While he was in this frame of mind a learned Sanyâsi paid him a visit, and on his representing his case to him, he said:—
“My dear son,—I know an incantation (mantra) in which I can instruct you. If you repeat it for three months day and night, a Brahmarâkshas will appear before you on the first day of the fourth month. Make him your servant, and then you can set at naught all your petty troubles with your tenants. The Brahmarâkshas will obey all your orders, and you will find him equal to one hundred servants.”
Our hero fell at his feet and begged to be instructed at once. The sage then sat facing the east and his disciple the landlord facing the west, and in this position formal instruction was given, after which the Sanyâsi went his way.
The landlord, mightily pleased at what he had learnt, went on practising the incantation, till, on the first day of the fourth month, the great Brahmarâkshas stood before him.

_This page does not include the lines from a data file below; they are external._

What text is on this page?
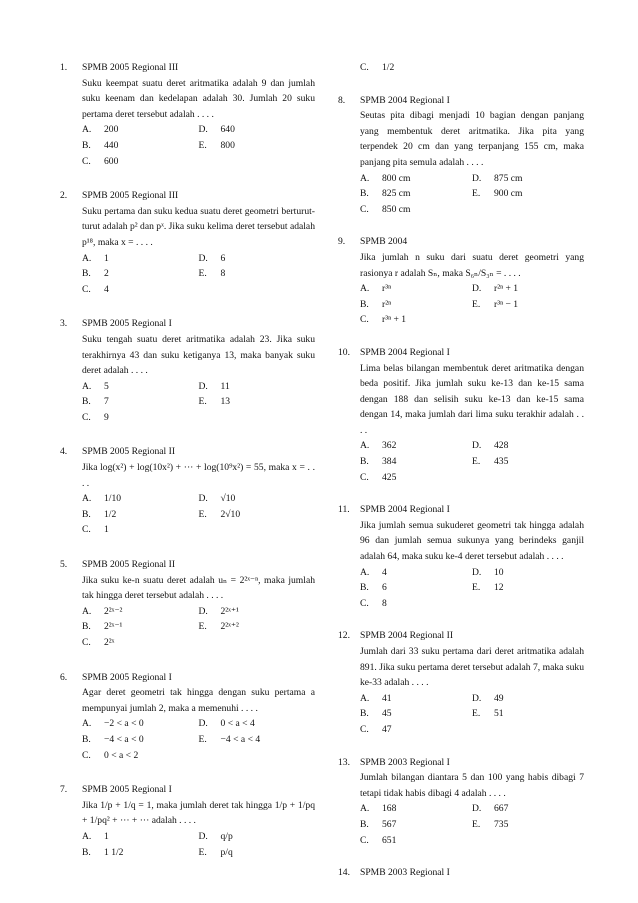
1. SPMB 2005 Regional III
Suku keempat suatu deret aritmatika adalah 9 dan jumlah suku keenam dan kedelapan adalah 30. Jumlah 20 suku pertama deret tersebut adalah . . . .
A.	200	D.	640
B.	440	E.	800
C.	600
2. SPMB 2005 Regional III
Suku pertama dan suku kedua suatu deret geometri berturut-turut adalah p² dan pˣ. Jika suku kelima deret tersebut adalah p¹⁸, maka x = . . . .
A.	1	D.	6
B.	2	E.	8
C.	4
3. SPMB 2005 Regional I
Suku tengah suatu deret aritmatika adalah 23. Jika suku terakhirnya 43 dan suku ketiganya 13, maka banyak suku deret adalah . . . .
A.	5	D.	11
B.	7	E.	13
C.	9
4. SPMB 2005 Regional II
Jika log(x²) + log(10x²) + ··· + log(10⁹x²) = 55, maka x = . . . .
A.	1/10	D.	√10
B.	1/2	E.	2√10
C.	1
5. SPMB 2005 Regional II
Jika suku ke-n suatu deret adalah uₙ = 2²ˣ⁻ⁿ, maka jumlah tak hingga deret tersebut adalah . . . .
A.	2²ˣ⁻²	D.	2²ˣ⁺¹
B.	2²ˣ⁻¹	E.	2²ˣ⁺²
C.	2²ˣ
6. SPMB 2005 Regional I
Agar deret geometri tak hingga dengan suku pertama a mempunyai jumlah 2, maka a memenuhi . . . .
A.	−2 < a < 0	D.	0 < a < 4
B.	−4 < a < 0	E.	−4 < a < 4
C.	0 < a < 2
7. SPMB 2005 Regional I
Jika 1/p + 1/q = 1, maka jumlah deret tak hingga 1/p + 1/pq + 1/pq² + ··· + ··· adalah . . . .
A.	1	D.	q/p
B.	1 1/2	E.	p/q
C.	1/2
8. SPMB 2004 Regional I
Seutas pita dibagi menjadi 10 bagian dengan panjang yang membentuk deret aritmatika. Jika pita yang terpendek 20 cm dan yang terpanjang 155 cm, maka panjang pita semula adalah . . . .
A.	800 cm	D.	875 cm
B.	825 cm	E.	900 cm
C.	850 cm
9. SPMB 2004
Jika jumlah n suku dari suatu deret geometri yang rasionya r adalah Sₙ, maka S₆ₙ/S₃ₙ = . . . .
A.	r³ⁿ	D.	r²ⁿ + 1
B.	r²ⁿ	E.	r³ⁿ − 1
C.	r³ⁿ + 1
10. SPMB 2004 Regional I
Lima belas bilangan membentuk deret aritmatika dengan beda positif. Jika jumlah suku ke-13 dan ke-15 sama dengan 188 dan selisih suku ke-13 dan ke-15 sama dengan 14, maka jumlah dari lima suku terakhir adalah . . . .
A.	362	D.	428
B.	384	E.	435
C.	425
11. SPMB 2004 Regional I
Jika jumlah semua sukuderet geometri tak hingga adalah 96 dan jumlah semua sukunya yang berindeks ganjil adalah 64, maka suku ke-4 deret tersebut adalah . . . .
A.	4	D.	10
B.	6	E.	12
C.	8
12. SPMB 2004 Regional II
Jumlah dari 33 suku pertama dari deret aritmatika adalah 891. Jika suku pertama deret tersebut adalah 7, maka suku ke-33 adalah . . . .
A.	41	D.	49
B.	45	E.	51
C.	47
13. SPMB 2003 Regional I
Jumlah bilangan diantara 5 dan 100 yang habis dibagi 7 tetapi tidak habis dibagi 4 adalah . . . .
A.	168	D.	667
B.	567	E.	735
C.	651
14. SPMB 2003 Regional I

“What do you want, sir, from my hands?” said he; “what is the object of your having propitiated me for these three months?”
The landlord was thunderstruck at the huge monster who now stood before him and still more so at his terrible voice, but nevertheless he said:—
“I want you to become my servant and obey all my commands.”
“Agreed,” answered the Brahmarâkshas in a very mild tone, for it was his duty to leave off his impertinent ways when any one who had performed the required penance wanted him to become his servant; “Agreed. But you must always give me work to do; when one job is finished you must at once give me a second, and so on. If you fail I shall kill you.”
The landlord, thinking that he would have work for several such Brahmarâkshasas, was pleased to see that his demoniacal servant was so eager to help him. He at once took him to a big tank which had been dried up for several years, and pointing it out spoke as follows:—
“You see this big tank; you must make it as deep as the height of two palmyra trees and repair the embankment wherever it is broken.”